Match of the Day from Northern Ireland is the name given to a program of football matches involving local teams in Northern Ireland and the Northern Ireland national football team, produced and broadcast by BBC Northern Ireland. It is shown on either BBC One Northern Ireland or BBC Two Northern Ireland depending on the match and availability in the schedule, while some of Northern Ireland's international matches have been also broadcast throughout the United Kingdom via the BBC Red Button interactive channels on Freeview and Sky Digital.

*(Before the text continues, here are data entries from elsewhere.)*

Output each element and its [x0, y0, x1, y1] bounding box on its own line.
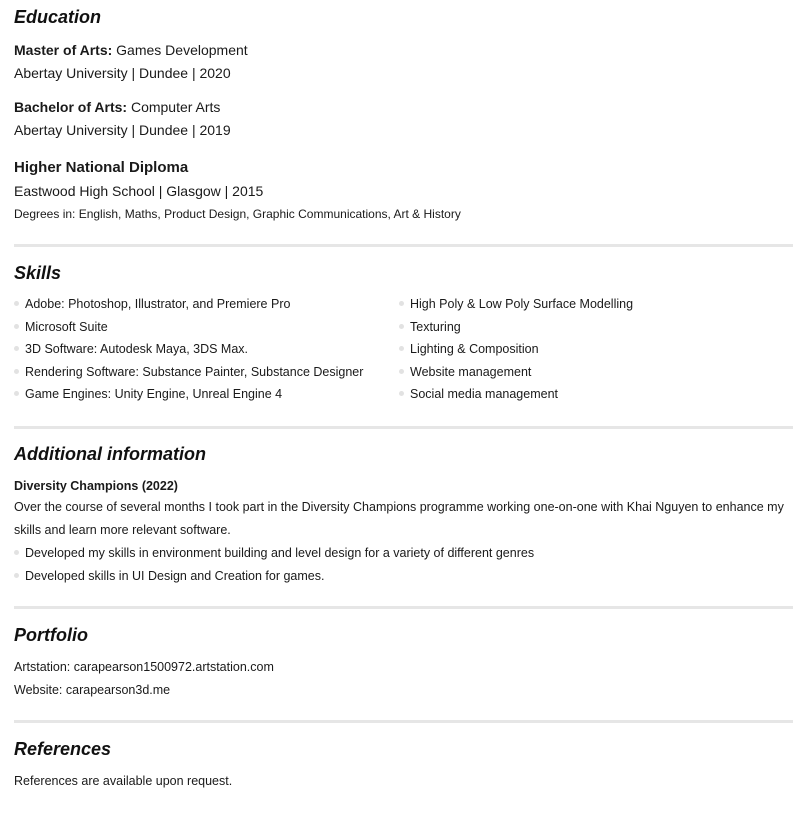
additional-bullets — [14, 545, 534, 590]
skills-title: Skills — [14, 263, 62, 283]
additional-heading: Diversity Champions (2022) — [14, 479, 178, 493]
references-title: References — [14, 739, 112, 759]
skill-item: Rendering Software: Substance Painter, Substance Designer — [14, 364, 363, 387]
skill-item: 3D Software: Autodesk Maya, 3DS Max. — [14, 341, 363, 364]
skill-item: Lighting & Composition — [399, 341, 633, 364]
divider-skills — [14, 426, 793, 429]
portfolio-website: Website: carapearson3d.me — [14, 683, 171, 697]
education-entry-3-note: Degrees in: English, Maths, Product Design, Graphic Communications, Art & History — [14, 207, 461, 221]
skill-item: Adobe: Photoshop, Illustrator, and Premiere Pro — [14, 296, 363, 319]
education-entry-1-title — [14, 41, 248, 59]
skill-item: Game Engines: Unity Engine, Unreal Engine 4 — [14, 386, 363, 409]
divider-portfolio — [14, 720, 793, 723]
portfolio-title: Portfolio — [14, 625, 88, 645]
portfolio-artstation: Artstation: carapearson1500972.artstation.com — [14, 660, 274, 674]
divider-education — [14, 244, 793, 247]
education-entry-2-detail: Abertay University | Dundee | 2019 — [14, 122, 231, 138]
education-entry-2-subject: Computer Arts — [130, 99, 221, 115]
additional-bullet: Developed skills in UI Design and Creation for games. — [14, 568, 534, 591]
skill-item: Website management — [399, 364, 633, 387]
skills-right-column — [399, 296, 633, 409]
education-entry-3-title — [14, 159, 188, 177]
skill-item: Texturing — [399, 319, 633, 342]
education-entry-1-degree: Master of Arts: — [14, 42, 113, 58]
education-entry-3-degree: Higher National Diploma — [14, 159, 189, 176]
education-entry-3-detail: Eastwood High School | Glasgow | 2015 — [14, 183, 264, 199]
education-entry-2-title — [14, 98, 220, 116]
additional-bullet: Developed my skills in environment building and level design for a variety of different genres — [14, 545, 534, 568]
skill-item: Social media management — [399, 386, 633, 409]
education-entry-1-subject: Games Development — [116, 42, 248, 58]
education-title: Education — [14, 7, 102, 27]
education-entry-2-degree: Bachelor of Arts: — [14, 99, 128, 115]
references-text: References are available upon request. — [14, 774, 233, 788]
divider-additional — [14, 606, 793, 609]
additional-title: Additional information — [14, 444, 206, 464]
education-entry-1-detail: Abertay University | Dundee | 2020 — [14, 65, 231, 81]
skills-left-column — [14, 296, 363, 409]
additional-paragraph: Over the course of several months I took part in the Diversity Champions programme working one-on-one with Khai Nguyen to enhance my skills and learn more relevant software. — [14, 500, 784, 537]
skill-item: High Poly & Low Poly Surface Modelling — [399, 296, 633, 319]
skill-item: Microsoft Suite — [14, 319, 363, 342]
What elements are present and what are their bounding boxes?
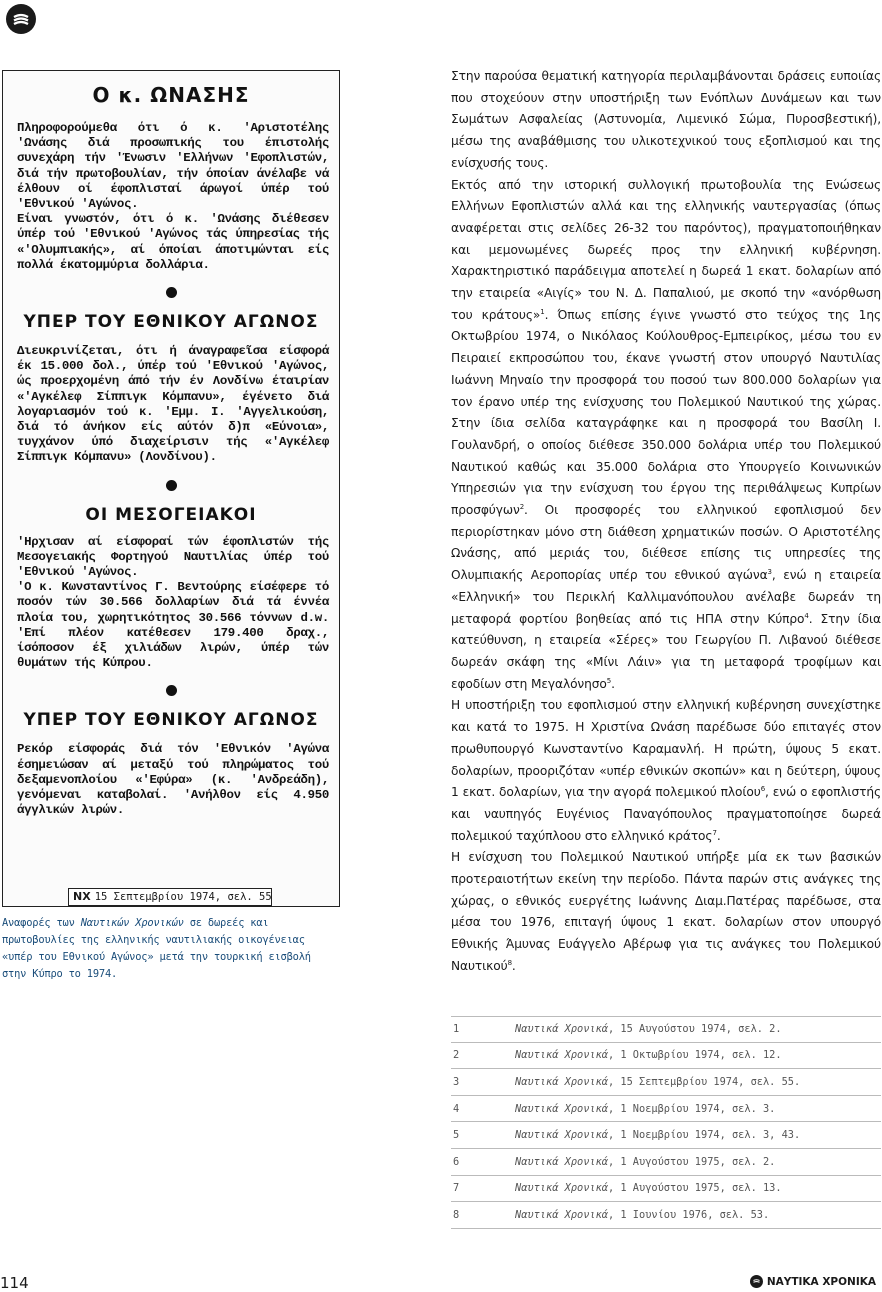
footnote-item: 2 Ναυτικά Χρονικά, 1 Οκτωβρίου 1974, σελ. 12. (451, 1043, 881, 1070)
caption-suffix: σε δωρεές και πρωτοβουλίες της ελληνικής ναυτιλιακής οικογένειας «υπέρ του Εθνικού Αγώνος» μετά την τουρκική εισβολή στην Κύπρο το 1974. (2, 917, 311, 980)
source-tag: ΝΧ (73, 890, 91, 903)
brand-name: ΝΑΥΤΙΚΑ ΧΡΟΝΙΚΑ (766, 1275, 876, 1288)
separator-dot (166, 480, 177, 491)
article-paragraph: Εκτός από την ιστορική συλλογική πρωτοβουλία της Ενώσεως Ελλήνων Εφοπλιστών αλλά και της ελληνικής ναυτεργασίας (όπως αναφέρεται στις σελίδες 26-32 του παρόντος), πραγματοποιήθηκαν και μεμονωμένες δωρεές προς την ελληνική κυβέρνηση. Χαρακτηριστικό παράδειγμα αποτελεί η δωρεά 1 εκατ. δολαρίων από την εταιρεία «Αιγίς» του Ν. Δ. Παπαλιού, με σκοπό την «ανόρθωση του κράτους»$^1$. Όπως επίσης έγινε γνωστό στο τεύχος της 1ης Οκτωβρίου 1974, ο Νικόλαος Κούλουθρος-Εμπειρίκος, μέσω του εν Πειραιεί εκπροσώπου του, έκανε γνωστή στον υπουργό Ναυτιλίας Ιωάννη Μηναίο την προσφορά του ποσού των 800.000 δολαρίων για τον έρανο υπέρ της ενίσχυσης του Πολεμικού Ναυτικού της χώρας. Στην ίδια σελίδα καταγράφηκε και η προσφορά του Βασίλη Ι. Γουλανδρή, ο οποίος διέθεσε 350.000 δολάρια υπέρ του Πολεμικού Ναυτικού καθώς και 35.000 δολάρια στο Υπουργείο Κοινωνικών Υπηρεσιών για την ενίσχυση του έργου της περιθάλψεως Κυπρίων προσφύγων$^2$. Οι προσφορές του ελληνικού εφοπλισμού δεν περιορίστηκαν μόνο στη διάθεση χρηματικών ποσών. Ο Αριστοτέλης Ωνάσης, από μεριάς του, διέθεσε επίσης τις υπηρεσίες της Ολυμπιακής Αεροπορίας υπέρ του εθνικού αγώνα$^3$, ενώ η εταιρεία «Ελληνική» του Περικλή Καλλιμανόπουλου ανέλαβε δωρεάν τη μεταφορά φορτίου βοηθείας από τις ΗΠΑ στην Κύπρο$^4$. Στην ίδια κατεύθυνση, η εταιρεία «Σέρες» του Γεωργίου Π. Λιβανού διέθεσε δωρεάν σκάφη της «Μίνι Λάιν» για τη μεταφορά τροφίμων και εφοδίων στη Μεγαλόνησο$^5$. (451, 177, 881, 691)
page-number: 114 (0, 1274, 29, 1292)
footnote-item: 7 Ναυτικά Χρονικά, 1 Αυγούστου 1975, σελ. 13. (451, 1176, 881, 1203)
footnote-ref: 4 (804, 611, 809, 620)
footnote-ref: 1 (540, 307, 545, 316)
clipping-title-mediterranean: ΟΙ ΜΕΣΟΓΕΙΑΚΟΙ (85, 504, 257, 525)
brand-logo-icon (750, 1275, 763, 1288)
footnote-ref: 3 (767, 568, 772, 577)
footer-brand (750, 1275, 876, 1288)
clipping-body-mediterranean: 'Ηρχισαν αί είσφοραί τών έφοπλιστών τής Μεσογειακής Φορτηγού Ναυτιλίας ύπέρ τού 'Εθνικού 'Αγώνος. 'Ο κ. Κωνσταντίνος Γ. Βεντούρης είσέφερε τό ποσόν τών 30.566 δολλαρίων διά τά έννέα πλοία του, χωρητικότητος 30.566 τόννων d.w. 'Επί πλέον κατέθεσεν 179.400 δραχ., ίσόποσον έξ χιλιάδων λιρών, ύπέρ τών θυμάτων τής Κύπρου. (17, 534, 329, 671)
image-caption (2, 915, 340, 983)
footnote-ref: 6 (760, 785, 766, 794)
newspaper-clipping (2, 70, 340, 907)
separator-dot (166, 287, 177, 298)
separator-dot (166, 685, 177, 696)
footnote-item: 4 Ναυτικά Χρονικά, 1 Νοεμβρίου 1974, σελ. 3. (451, 1096, 881, 1123)
clipping-source (68, 888, 272, 906)
article-paragraph: Στην παρούσα θεματική κατηγορία περιλαμβάνονται δράσεις ευποιίας που στοχεύουν στην υποστήριξη των Ενόπλων Δυνάμεων και των Σωμάτων Ασφαλείας (Αστυνομία, Λιμενικό Σώμα, Πυροσβεστική), μέσω της αναβάθμισης του υλικοτεχνικού τους εξοπλισμού και της ενίσχυσής τους. (451, 69, 881, 170)
footnote-item: 3 Ναυτικά Χρονικά, 15 Σεπτεμβρίου 1974, σελ. 55. (451, 1069, 881, 1096)
clipping-title-onassis: Ο κ. ΩΝΑΣΗΣ (92, 83, 250, 107)
clipping-body-national-struggle: Διευκρινίζεται, ότι ή άναγραφεῖσα είσφορά έκ 15.000 δολ., ύπέρ τού 'Εθνικού 'Αγώνος, ώς προερχομένη άπό τήν έν Λονδίνω έταιρίαν «'Αγκέλεφ Σίππιγκ Κόμπανυ», έγένετο διά λογαριασμόν τού κ. 'Εμμ. Ι. 'Αγγελικούση, διά τό άνήκον είς αύτόν δ)π «Εύνοια», τυγχάνον ύπό διαχείρισιν τής «'Αγκέλεφ Σίππιγκ Κόμπανυ» (Λονδίνου). (17, 344, 329, 465)
footnote-ref: 7 (712, 828, 717, 837)
footnote-item: 8 Ναυτικά Χρονικά, 1 Ιουνίου 1976, σελ. 53. (451, 1202, 881, 1229)
caption-publication: Ναυτικών Χρονικών (80, 917, 184, 929)
clipping-body-national-struggle-2: Ρεκόρ είσφοράς διά τόν 'Εθνικόν 'Αγώνα έσημειώσαν αί μεταξύ τού πληρώματος τού δεξαμενοπλοίου «'Εφύρα» (κ. 'Ανδρεάδη), γενόμεναι καταβολαί. 'Ανήλθον είς 4.950 άγγλικών λιρών. (17, 742, 329, 818)
footnote-item: 1 Ναυτικά Χρονικά, 15 Αυγούστου 1974, σελ. 2. (451, 1016, 881, 1043)
footnote-ref: 5 (606, 676, 612, 685)
footnotes-list (451, 1016, 881, 1229)
footnote-item: 5 Ναυτικά Χρονικά, 1 Νοεμβρίου 1974, σελ. 3, 43. (451, 1122, 881, 1149)
article-body (451, 66, 881, 978)
article-paragraph: Η υποστήριξη του εφοπλισμού στην ελληνική κυβέρνηση συνεχίστηκε και κατά το 1975. Η Χριστίνα Ωνάση παρέδωσε δύο επιταγές στον πρωθυπουργό Κωνσταντίνο Καραμανλή. Η πρώτη, ύψους 5 εκατ. δολαρίων, προοριζόταν «υπέρ εθνικών σκοπών» και η δεύτερη, ύψους 1 εκατ. δολαρίων, για την αγορά πολεμικού πλοίου$^6$, ενώ ο εφοπλιστής και ναυπηγός Ευγένιος Παναγόπουλος πραγματοποίησε δωρεά πολεμικού ταχύπλοου στο ελληνικό κράτος$^7$. (451, 698, 881, 843)
footnote-ref: 8 (507, 958, 512, 967)
caption-prefix: Αναφορές των (2, 917, 81, 929)
source-text: 15 Σεπτεμβρίου 1974, σελ. 55 (94, 891, 272, 903)
footnote-ref: 2 (519, 503, 525, 511)
clipping-title-national-struggle: ΥΠΕΡ ΤΟΥ ΕΘΝΙΚΟΥ ΑΓΩΝΟΣ (23, 312, 319, 333)
clipping-body-onassis: Πληροφορούμεθα ότι ό κ. 'Αριστοτέλης 'Ωνάσης διά προσωπικής του έπιστολής συνεχάρη τήν 'Ένωσιν 'Ελλήνων 'Εφοπλιστών, διά τήν πρωτοβουλίαν, τήν όποίαν άνέλαβε νά έλθουν οί έφοπλισταί άρωγοί ύπέρ τού 'Εθνικού 'Αγώνος. Είναι γνωστόν, ότι ό κ. 'Ωνάσης διέθεσεν ύπέρ τού 'Εθνικού 'Αγώνος τάς ύπηρεσίας τής «'Ολυμπιακής», αί όποίαι άποτιμώνται είς πολλά έκατομμύρια δολλάρια. (17, 121, 329, 272)
magazine-logo-icon (6, 4, 36, 34)
clipping-title-national-struggle-2: ΥΠΕΡ ΤΟΥ ΕΘΝΙΚΟΥ ΑΓΩΝΟΣ (23, 710, 319, 731)
article-paragraph: Η ενίσχυση του Πολεμικού Ναυτικού υπήρξε μία εκ των βασικών προτεραιοτήτων εκείνη την περίοδο. Πάντα παρών στις ανάγκες της χώρας, ο εθνικός ευεργέτης Ιωάννης Διαμ.Πατέρας παρέδωσε, στα μέσα του 1976, επιταγή ύψους 1 εκατ. δολαρίων στον υπουργό Εθνικής Άμυνας Ευάγγελο Αβέρωφ για τις ανάγκες του Πολεμικού Ναυτικού$^8$. (451, 850, 881, 973)
footnote-item: 6 Ναυτικά Χρονικά, 1 Αυγούστου 1975, σελ. 2. (451, 1149, 881, 1176)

The programme was first broadcast in the 1980s, when BBC NI took over international football from UTV which used to show highlights, with the matches on BBC NI focusing more on live action and highlights than UTV's broadcasts. The coverage was hosted by BBC NI sports presenters at the time including John Bennett and commentary was often done by Mark Robson. Jackie Fullerton was the main commentator in 1993, when he moved to BBC NI from UTV with Mark Robson going in the opposite direction. Coverage declined in the 2008/2009 season with Northern Irelands home games on Sky Sports who bought the rights in 2008 and away games on Setanta Sports. In the 2008 season the program had been limited to Northern Ireland highlights of all games, the home highlights having been shown on the night of the game and away highlights on the night after the game due to right restrictions. The only Northern Ireland match in this season shown live on MOTD from NI was between San Marino and Northern Ireland in a 3–0 win for Northern Ireland. MOTD from NI also covers the Co-Operative Insurance Cup and JJB Sports Cup Finals live on BBC NI and the Milk Cup. The JJB Sports Cup has been shown live since 2000 and Co-Operative Insurance Cup since 2006 and the Milk Cup finals night has been shown since 2005.

Prior to 2023/2024, Gary Lineker was a regular host of the show.

==Personalities==
Presenters: Stephen Watson, Mark Sidebottom, Gavin Andrews.
Ex Hosts: Jerome Quinn, Austin O'Callahan, Jackie Fullerton (When not commentating)

Commentators:
Jackie Fullerton 1993–present
Joel Taggart 2005–present
Michael Mcnamee 2005–present
Paul Gilmour 2008–present

Mark Chapman, Kelly Cates and Gabby Logan

the other three have commentated when Jackie Fullerton was unavailable or is presenting.

Co-Commentators
The current co-commentator is usually John O'Neill. Previous co- commentators or pundits to the program for Northern Ireland matches include Iain Dowie, Billy Hamilton and Gerry Armstrong, Alan McDonald.

Analysts
Studio analysis for Northern Ireland matches currently comes from Michael O'Neill and Jim Magilton.

Guest pundits also occur for Milk Cup, Co-Operative Insurance Cup and JJB Sports Cup Finals that is famous in the local game. These include Stephen Baxter of Crusaders, David Jeffrey of Linfield, Liam Beckett, Chris Morgan and Marty Quinn. These pundits vary depending if their teams are playing or not.